Recent organ preservation solutions, including XT-ViVo (X-therma, Richmond, CA) (51, 52), have achieved FDA clearance with Breakthrough Device Designation due to their remarkable potential to extend preservation duration up to 7 days. These advancements in diminishing the CPA toxicity by using nature-inspired antifreeze molecules hold significant promise for extending the viability of sensitive organs such as heart or VCA before transplantation.

4.4. Lung

Current lung preservation is limited to 8 h at 4°C (93).
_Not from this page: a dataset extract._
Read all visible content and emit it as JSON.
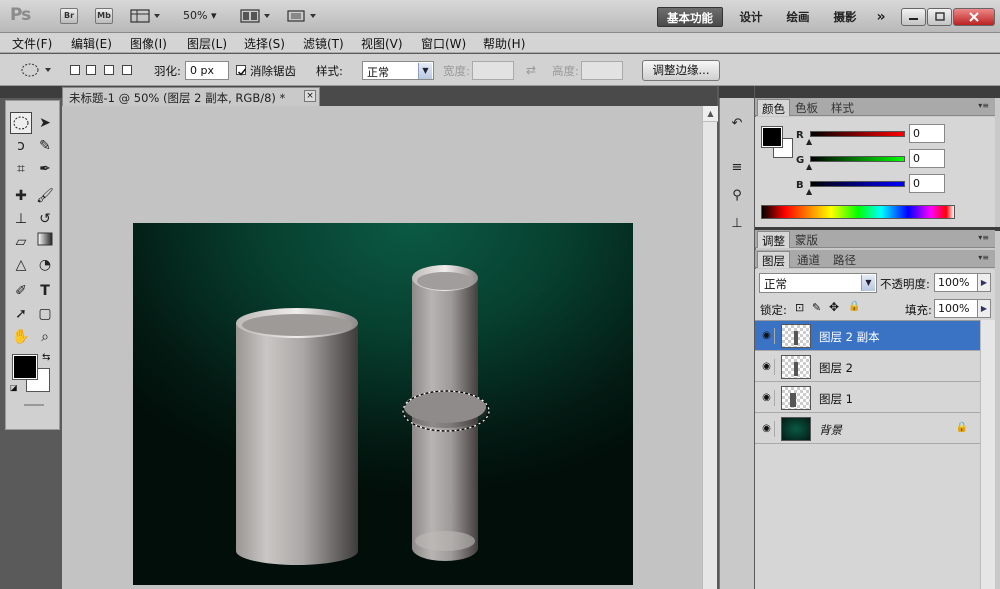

Extension of this preservation time was shown above zero, at 37°C for 12 h using ex vivo lung perfusion (EVLP) (94), at 10°C for 36 h using SCS in pigs and humans (95), and at 10°C with 4 h cycles of 37°C EVLP for 72 h using a combination of SCS and EVLP in pigs (96). Below zero, Lee et al. (53) analyzed the cooling rate of the different lung tissues since this organ's in vivo composition is 80% of air. They showed a faster cooling rate in the subpleural areas when compared to solid organs. The heat conductivity was found to be lower in the lung du to air insulation. Later, the specific potential of supercooling as a lung preservation method was suggested by Abe et al., showing normal histological appearance in −5°C stored lungs in contrast to lungs stored at 4°C (54). Additionally, lower levels of single-stranded DNA were found. Whilst this study was performed on human lung tissue, no functional assessment was performed after storage. In a rat study, Okamoto et al. (55) compared 17 h storage at −2°C without additional CPAs to SCS at 4°C and fresh controls. Whilst reperfusion only lasted for 60 min, endothelial lining and deterioration of perfusion parameters (tidal volume, oxygen levels, arterial pressure), as well as lower ATP levels, were comparable between the fresh and the supercooled lungs. Another study investigated 72 h storage at 0°C using ethanol as CPA and compared this to storage at 10°C for 24 h and 72 h and fresh controls (56). Whilst the preserved groups showed higher injury levels than fresh controls during the 60-min reperfusion, lung function assessed based on either effluent PO2, peak airway pressure, or mean arterial pulmonary pressure was better in the 0°C group than both 10°C groups. Paradoxically, lung cell structure—based on the percentage of viable cells using the trypan blue exclusion method—was better preserved in the 24 h group compared to both 72 h groups.

Besides ATP- and NADPH-related pathways that lead to oxidative stress, cessation of flow has also been shown to activate NADPH oxidase, which in turn generates ROS and activates nitric oxide (NO). This pathway is also known as “mechanotransduction”. Normally, NO causes vasodilation and ROS neovascularization. In lung transplantation, however, overproduction of NO and ROS has been shown to cause oxidative injury and activation of proteins that drive inflammation of cell death (97). As supercooling is a static preservation method, this pathway remains relevant.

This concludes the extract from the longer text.